Has Dell Unleashed an 800-Pound Gorilla?By Sean Gallagher | Posted 07-19-2007
Dell's acquisition of managed services technology provider SilverBack Technologies gives the company another major piece of infrastructure to build its business services offerings. It could also become a major part of Dell's promised channel strategyor put the company even more in conflict with the channel.
SilverBack's technology allows service providers to remotely monitor, manage and configure parts of a customer's IT infrastructure across the Internet. The acquisition fits directly into Dell's "Dell 2.0" revamp of its services and customer technical support launched last September.
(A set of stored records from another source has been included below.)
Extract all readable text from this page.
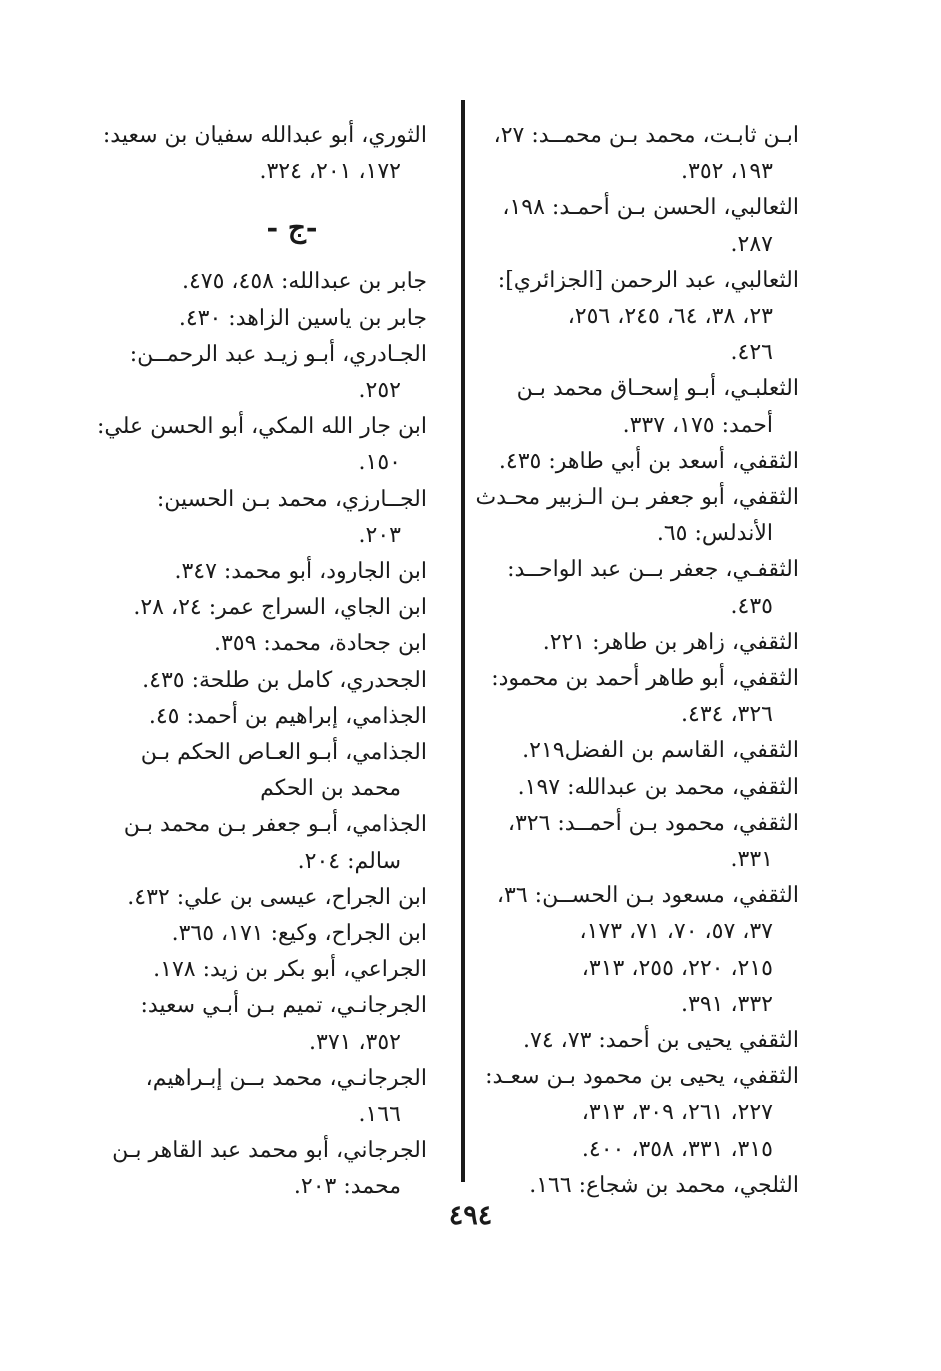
ابـن ثابـت، محمد بـن محمــد: ٢٧،
١٩٣، ٣٥٢.
الثعالبي، الحسن بـن أحمـد: ١٩٨،
٢٨٧.
الثعالبي، عبد الرحمن [الجزائري]:
٢٣، ٣٨، ٦٤، ٢٤٥، ٢٥٦،
٤٢٦.
الثعلبـي، أبـو إسحـاق محمد بـن
أحمد: ١٧٥، ٣٣٧.
الثقفي، أسعد بن أبي طاهر: ٤٣٥.
الثقفي، أبو جعفر بـن الـزبير محـدث
الأندلس: ٦٥.
الثقفـي، جعفر بــن عبد الواحــد:
٤٣٥.
الثقفي، زاهر بن طاهر: ٢٢١.
الثقفي، أبو طاهر أحمد بن محمود:
٣٢٦، ٤٣٤.
الثقفي، القاسم بن الفضل٢١٩.
الثقفي، محمد بن عبدالله: ١٩٧.
الثقفي، محمود بـن أحمــد: ٣٢٦،
٣٣١.
الثقفي، مسعود بـن الحســن: ٣٦،
٣٧، ٥٧، ٧٠، ٧١، ١٧٣،
٢١٥، ٢٢٠، ٢٥٥، ٣١٣،
٣٣٢، ٣٩١.
الثقفي يحيى بن أحمد: ٧٣، ٧٤.
الثقفي، يحيى بن محمود بـن سعـد:
٢٢٧، ٢٦١، ٣٠٩، ٣١٣،
٣١٥، ٣٣١، ٣٥٨، ٤٠٠.
الثلجي، محمد بن شجاع: ١٦٦.
الثوري، أبو عبدالله سفيان بن سعيد:
١٧٢، ٢٠١، ٣٢٤.
-ج -
جابر بن عبدالله: ٤٥٨، ٤٧٥.
جابر بن ياسين الزاهد: ٤٣٠.
الجـادري، أبـو زيـد عبد الرحمــن:
٢٥٢.
ابن جار الله المكي، أبو الحسن علي:
١٥٠.
الجــارزي، محمد بـن الحسين:
٢٠٣.
ابن الجارود، أبو محمد: ٣٤٧.
ابن الجاي، السراج عمر: ٢٤، ٢٨.
ابن جحادة، محمد: ٣٥٩.
الجحدري، كامل بن طلحة: ٤٣٥.
الجذامي، إبراهيم بن أحمد: ٤٥.
الجذامي، أبـو العـاص الحكم بـن
محمد بن الحكم
الجذامي، أبـو جعفر بـن محمد بـن
سالم: ٢٠٤.
ابن الجراح، عيسى بن علي: ٤٣٢.
ابن الجراح، وكيع: ١٧١، ٣٦٥.
الجراعي، أبو بكر بن زيد: ١٧٨.
الجرجانـي، تميم بـن أبـي سعيد:
٣٥٢، ٣٧١.
الجرجانـي، محمد بــن إبـراهيم،
١٦٦.
الجرجاني، أبو محمد عبد القاهر بـن
محمد: ٢٠٣.
٤٩٤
By expanding its services capabilities to allow for remote management of customer infrastructure such as servers, storage and networking hardware, Dell is poised to take a leap into a role as not just a hardware purveyor but the virtual IT department of small and midsize businesses.
"Services are a key part of Dell's strategy for long-term growth, and this will be added to Dell's capabilities for delivering those," said Dell spokesman David Graves. The acquisition, he said, "rounds out that overall services strategy."
John Spooner, analyst with Technology Business Research, sees the acquisition as a continuation of the trend Dell started with its acquisition of United Kingdom-based services provider ACS last November. ACS's technology packages software and software upgrades for delivery, allowing Dell to provide desktop management services to its customers.
"This acquisition is very much in the spirit of [the ACS acquisition]. It's really low-riskif this doesn't pan out, it's not a huge detriment to a $60 billion company," Spooner said. "Dell is investing in technology that it can apply broadly to its services group and leverage to serve as many customers as possible."
But the SilverBack acquisition does more than give Dell access to services technology. SilverBack is already in use by many managed service providers and other partners to provide a variety of IT infrastructure management services. The acquisition is seen by some in the MSP (managed services provider) market as a validation of their business and potentially a boon to service providers.
"I can't think of it being anything but good," said Bill Hood, president of Network Partners, a Dallas-based systems integrator and managed services provider. "It's exciting because SilverBack is one of those examples of a really good product that could be sold in a broader way. Whatever Silverback can do to drive up sales will help me immensely."
Hood's company has built a managed security service on top of SilverBack's technology, remotely managing firewalls for hundreds of customers. Because of the nature of SilverBack's technology, he believes Dell will have to rely on partners like him to provide the integration services required to get business customers plugged into managed services.
"MSP is different from hardware, and has to be sold in a different manner," Hood said. "You can't just throw people at it, send a thousand people out to sell it. We've been as successful at selling MSP as anyone."
Just how SilverBack's partners will factor into Dell's emerging channel strategy isn't yet clear. Hood is confident that Dell executives will see the value of SilverBack's channel partners and won't just move to make it an exclusively internal technology. "I think they will recognize a lot of the success of the technology is from how SilverBack managed their channel. It's the most effective channel relationship I've ever seen, with only 40 or 50 partners, not a thousand. And the product has evolved quickly because of that."
But there's also uncertainty, and in some cases trepidation, about what Dell will do with a company that has already built its own fairly successful partner base.
"Dell could make this a very, very good thing," said Charles Weaver, president of MSPAlliance, a professional association of managed service providers. "Or they could completely decimate it."